One of the first things that become apparent in Don’t Shoot the Dog is that getting rid of it would be the easiest solution. In essence, if the way to solve a problem is simply to make the source of the problem go away, we could simply get rid of the dog, fire the person or divorce the spouse.
But, both in life and pet ownership, that’s often not an option. And so Pryor guides the reader through positive reinforcement training used to manipulate training subjects into good behavior. Positive reinforcement rewards a desired behavior and causes that behavior to occur more often.
While this doesn’t sound complicated, sadly people often rely on punishment for behavior modification in animals. And, sadly again, we use the same tactics human to human.

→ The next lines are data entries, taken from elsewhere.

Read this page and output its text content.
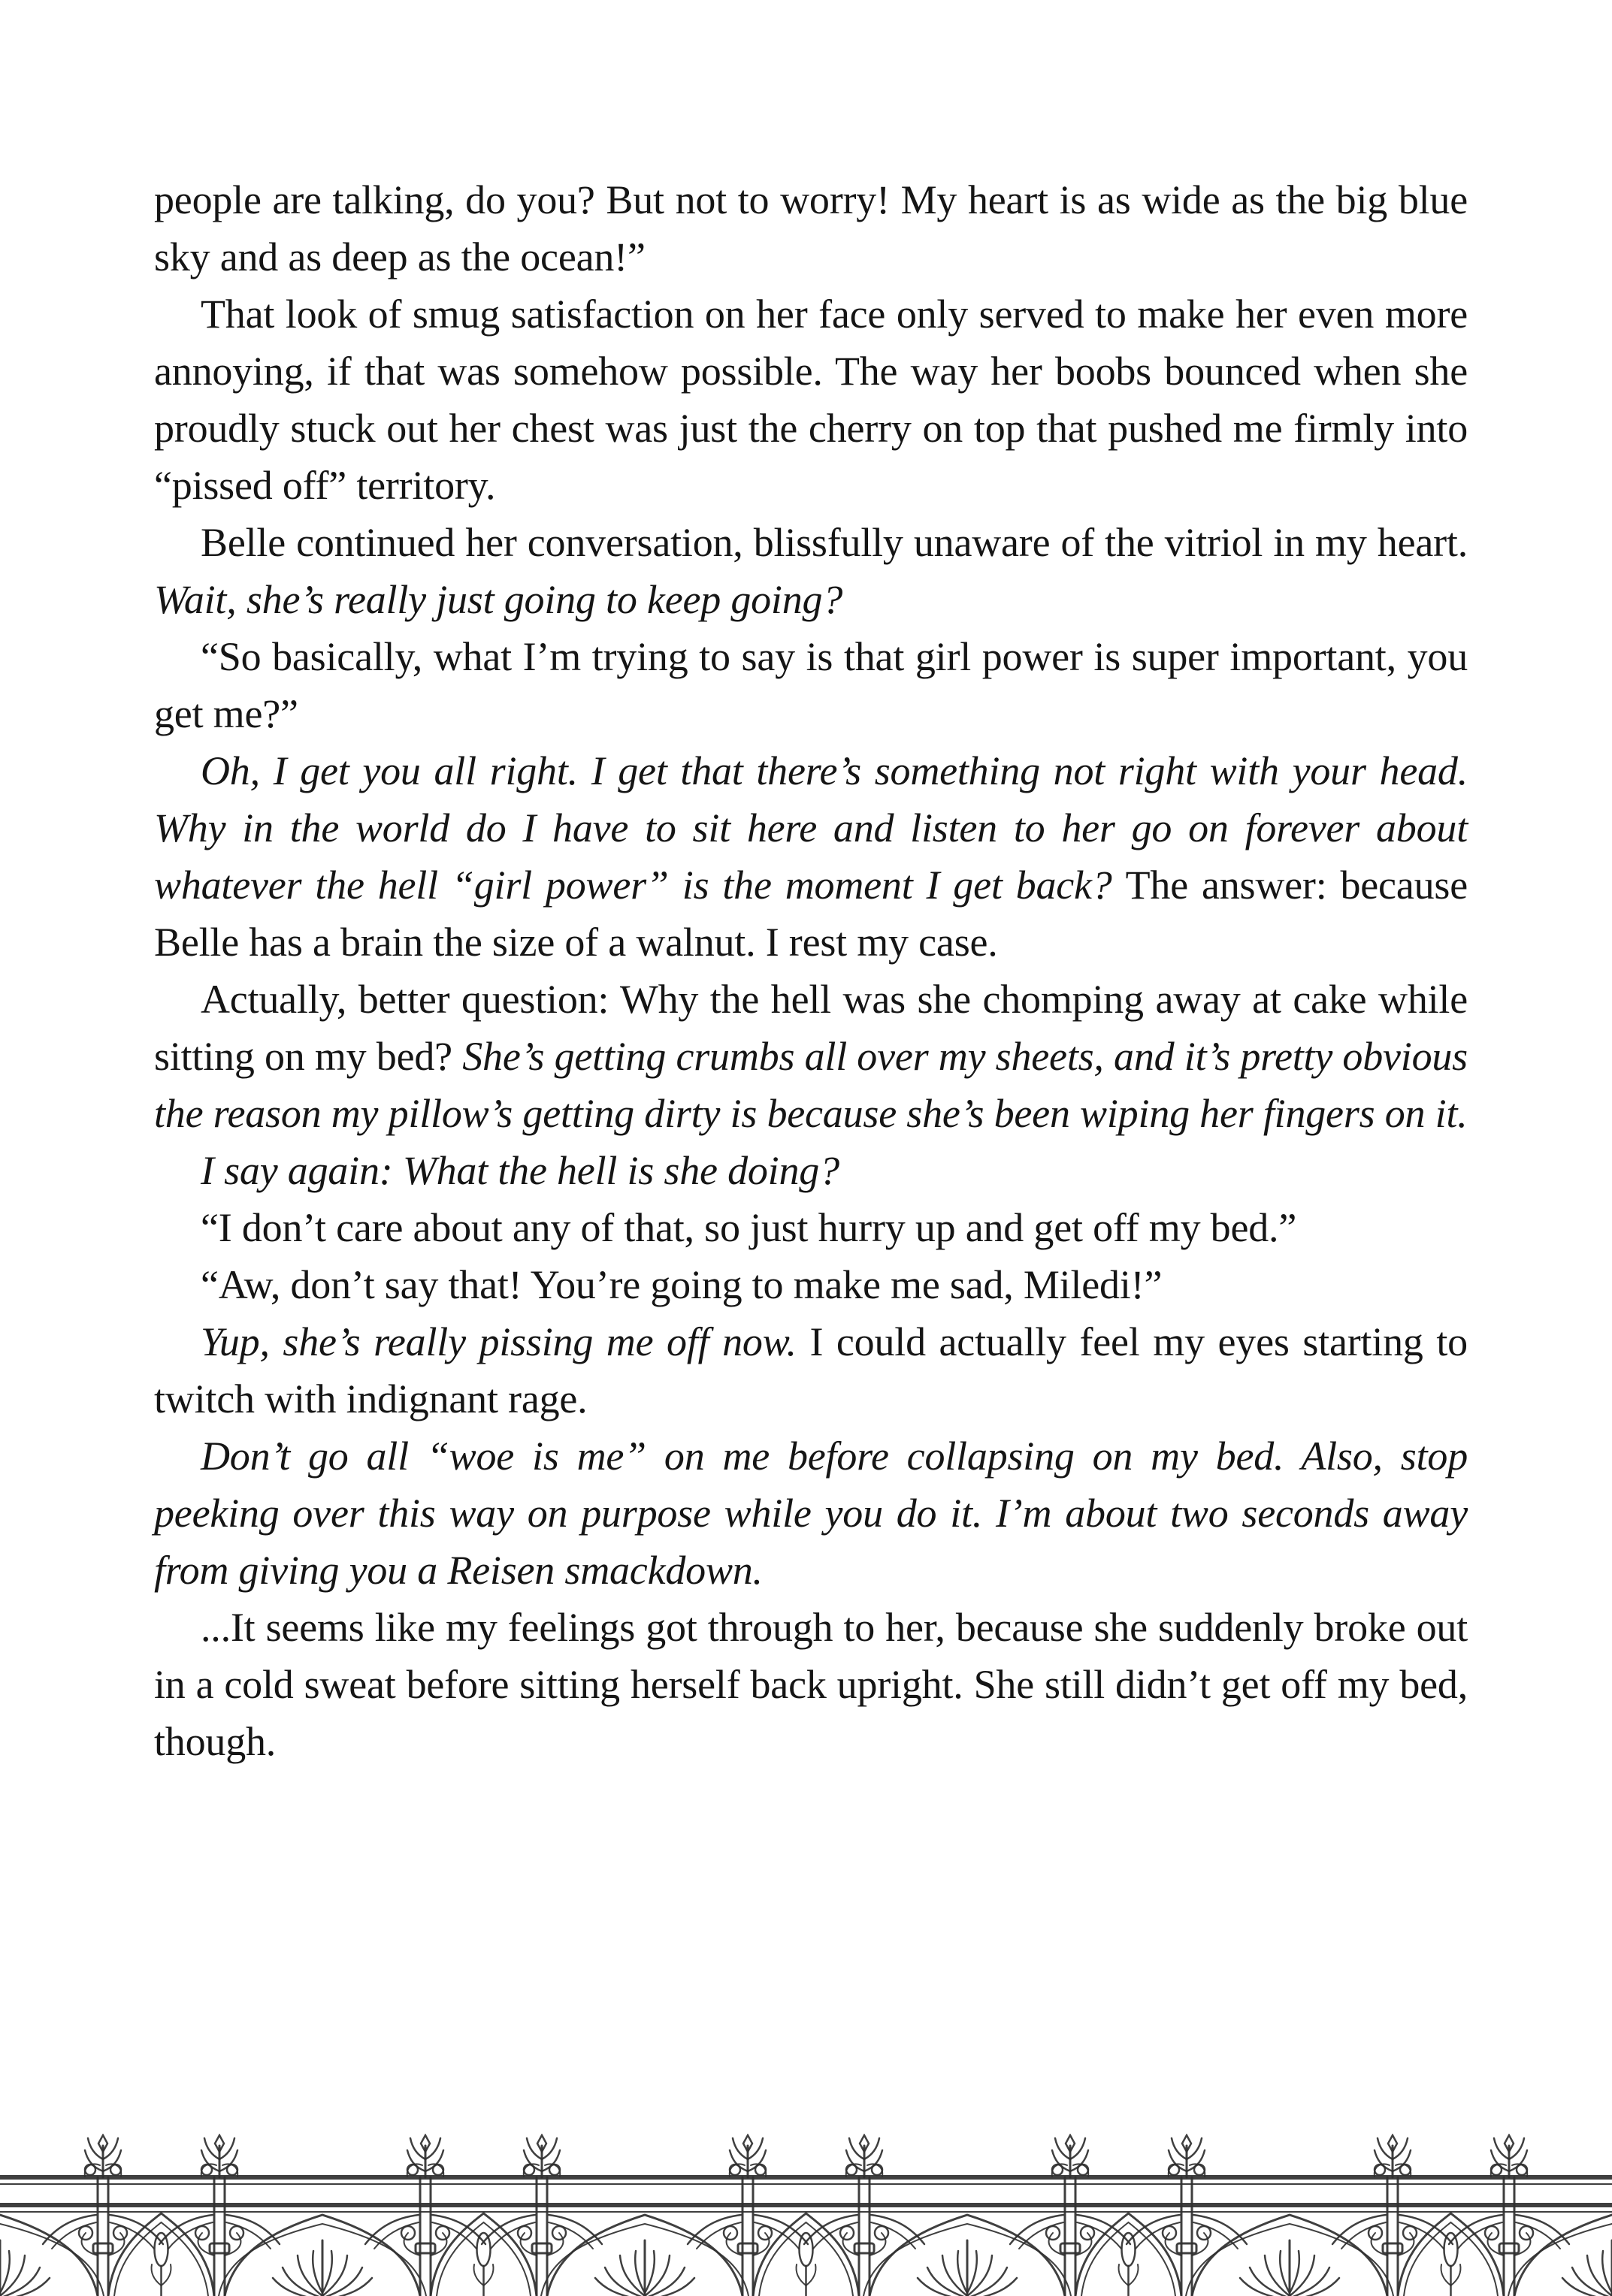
people are talking, do you? But not to worry! My heart is as wide as the big blue sky and as deep as the ocean!”

That look of smug satisfaction on her face only served to make her even more annoying, if that was somehow possible. The way her boobs bounced when she proudly stuck out her chest was just the cherry on top that pushed me firmly into “pissed off” territory.

Belle continued her conversation, blissfully unaware of the vitriol in my heart. Wait, she’s really just going to keep going?

“So basically, what I’m trying to say is that girl power is super important, you get me?”

Oh, I get you all right. I get that there’s something not right with your head. Why in the world do I have to sit here and listen to her go on forever about whatever the hell “girl power” is the moment I get back? The answer: because Belle has a brain the size of a walnut. I rest my case.

Actually, better question: Why the hell was she chomping away at cake while sitting on my bed? She’s getting crumbs all over my sheets, and it’s pretty obvious the reason my pillow’s getting dirty is because she’s been wiping her fingers on it.

I say again: What the hell is she doing?

“I don’t care about any of that, so just hurry up and get off my bed.”

“Aw, don’t say that! You’re going to make me sad, Miledi!”

Yup, she’s really pissing me off now. I could actually feel my eyes starting to twitch with indignant rage.

Don’t go all “woe is me” on me before collapsing on my bed. Also, stop peeking over this way on purpose while you do it. I’m about two seconds away from giving you a Reisen smackdown.

...It seems like my feelings got through to her, because she suddenly broke out in a cold sweat before sitting herself back upright. She still didn’t get off my bed, though.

There’s a lot I could say about Don’t Shoot the Dog, but mainly this is what I gleaned from it – positive reinforcement gets better results – in unruly golden retrievers and people. And so after reading the book, I began to apply the strategies therein to both. What I found was this – when you say “Bad dog, bad, bad dog” to a dog who tipped over the Christmas tree three hours before you got home, the dog thinks “Wow so I greet you at the door with my tail wagging and I love you more than life itself and I’m a bad dog? I’m sooooo confused!”
Likewise, when we say to colleagues or significant others “You forgot to turn off the lights, put the laundry in the dryer, feed the goldfish, (or insert your crime of choice here) . . .” they immediately think “Hey, what about all the stuff I did right? So I meet you at the door with a smile and the house smells like pot roast and you tell me I parked too close to the garage door? I’m soooo confused and hey while you’re at it make your own darned pot roast next time chump.”
Instead, how about we enter the house and the first thing out of our mouth is “Wow, does that pot roast smell GREAT!”
At the risk of quoting someone far more prominent than I, Don’t Shoot the Dog made me a “kinder, gentler” person and therefore made my relationship with others (dog with lampshade on its head included) just, well, easier.
One reader described Don’t Shoot the Dog as a book “on good relations between intelligent creatures.”
And hey, who couldn’t use more of those?